Plus précis sur le sujet, Emmanuel Macron fait également l’éloge des startups, et cite abondamment la télémédecine pour faire baisser les dépenses de santé. La déployer permettrait de "s’attaquer aux frais de déplacement" grâce aux consultations à distance, avance-t-il. Il vise des économies à long terme avec un plan d’investissement de cinq milliards d’euros dans la télémédecine et l’hôpital de demain. Les établissements hospitaliers sont nombreux à être en retard dans la numérisation des dossiers des patients, notamment, posant des problèmes d’efficience.

Emmanuel Macron prône également la multiplication d’objets connectés et d’innovations dans le numérique, en proposant des procédures de mise sur le marché. La candidate frontiste compte également "faciliter et accélérer" les démarches d’accès au marché national, une mesure est plébiscitée par les lobbies du secteur.

Macron : des économies dans la chirurgie ambulatoire

Parmi les mesures concrètes d’Emmanuel Macron, ce dernier veut accroître l’importance de la chirurgie ambulatoire (hospitalisations raccourcies avec une sortie du patient le jour de l’admission). Les sommes qui pourraient être épargnées varient fortement selon les chiffres avancés par la Haute autorité de la santé, la Cour des comptes, ou encore la Fédération hospitalière de France varient beaucoup (un demi-milliard à plusiuers milliards d’euros).

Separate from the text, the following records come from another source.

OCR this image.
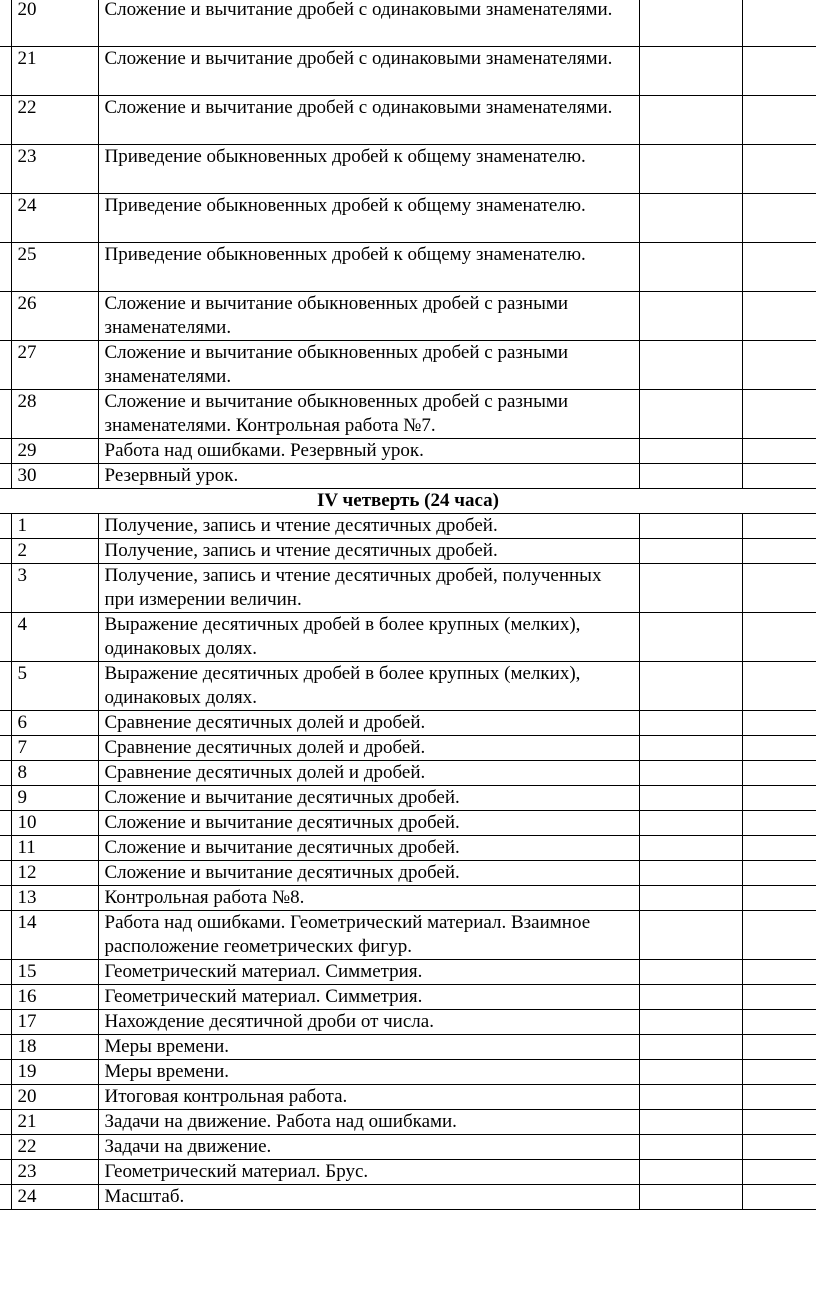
	20	Сложение и вычитание дробей с одинаковыми знаменателями.		
	21	Сложение и вычитание дробей с одинаковыми знаменателями.		
	22	Сложение и вычитание дробей с одинаковыми знаменателями.		
	23	Приведение обыкновенных дробей к общему знаменателю.		
	24	Приведение обыкновенных дробей к общему знаменателю.		
	25	Приведение обыкновенных дробей к общему знаменателю.		
	26	Сложение и вычитание обыкновенных дробей с разными знаменателями.		
	27	Сложение и вычитание обыкновенных дробей с разными знаменателями.		
	28	Сложение и вычитание обыкновенных дробей с разными знаменателями. Контрольная работа №7.		
	29	Работа над ошибками. Резервный урок.		
	30	Резервный урок.		
IV четверть (24 часа)				
	1	Получение, запись и чтение десятичных дробей.		
	2	Получение, запись и чтение десятичных дробей.		
	3	Получение, запись и чтение десятичных дробей, полученных при измерении величин.		
	4	Выражение десятичных дробей в более крупных (мелких), одинаковых долях.		
	5	Выражение десятичных дробей в более крупных (мелких), одинаковых долях.		
	6	Сравнение десятичных долей и дробей.		
	7	Сравнение десятичных долей и дробей.		
	8	Сравнение десятичных долей и дробей.		
	9	Сложение и вычитание десятичных дробей.		
	10	Сложение и вычитание десятичных дробей.		
	11	Сложение и вычитание десятичных дробей.		
	12	Сложение и вычитание десятичных дробей.		
	13	Контрольная работа №8.		
	14	Работа над ошибками. Геометрический материал. Взаимное расположение геометрических фигур.		
	15	Геометрический материал. Симметрия.		
	16	Геометрический материал. Симметрия.		
	17	Нахождение десятичной дроби от числа.		
	18	Меры времени.		
	19	Меры времени.		
	20	Итоговая контрольная работа.		
	21	Задачи на движение. Работа над ошибками.		
	22	Задачи на движение.		
	23	Геометрический материал. Брус.		
	24	Масштаб.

Les économies potentielles s’annoncent relativement modestes si l’on se fie aux objectids du PLFSS 2017 (projet de loi de financement de la sécurité sociale) qui prévoit d’économiser 640 millions d’euros pour 2017 dans l’ambulatoire.

Le Pen : suppression de l’Aide médicale d’Etat et instauration d’une Carte Vitale biométrique

Autre mesure phare de Marine Le Pen : la suppression de l’Aide médicale d’Etat. Les économies annuelles pour la suppression de cette aide qui permet l’accès aux soins des personnes en situation irrégulière tourneraient autour de 800 millions d’euros, selon les estimations de l’Institut Montaigne.

En réalité, elles seraient moindre. Marine Le Pen s’est dite prête à remplacer l’AME par une autre aide si le risque de santé est majeur (pronostic vital engagé, ou en cas de risque majeur pour la santé). En effet, supprimer cette aide dissuaderait les personnes en situation irrégulière de se soigner et pourrait entrainer des risques d’épidémie, d’hépatite ou de tuberculose, par exemple, dont le coût serait imprévisible. Dans un rapport de 2009, l’Inspection générale des affaires sociales (Igas) estimait que cette aide répondait à "des nécessités sanitaires".
Enfin, la candidate frontiste compte s’attaquer à la fraude à la sécurité sociale en fusionnant carte vitale et titre identité, pour créer une carte vitale biométrique. Marine Le Pen espère réaliser un milliard d’économies (le coût annuel relevé par le Comité national de lutte contre la fraude) avec cette mesure.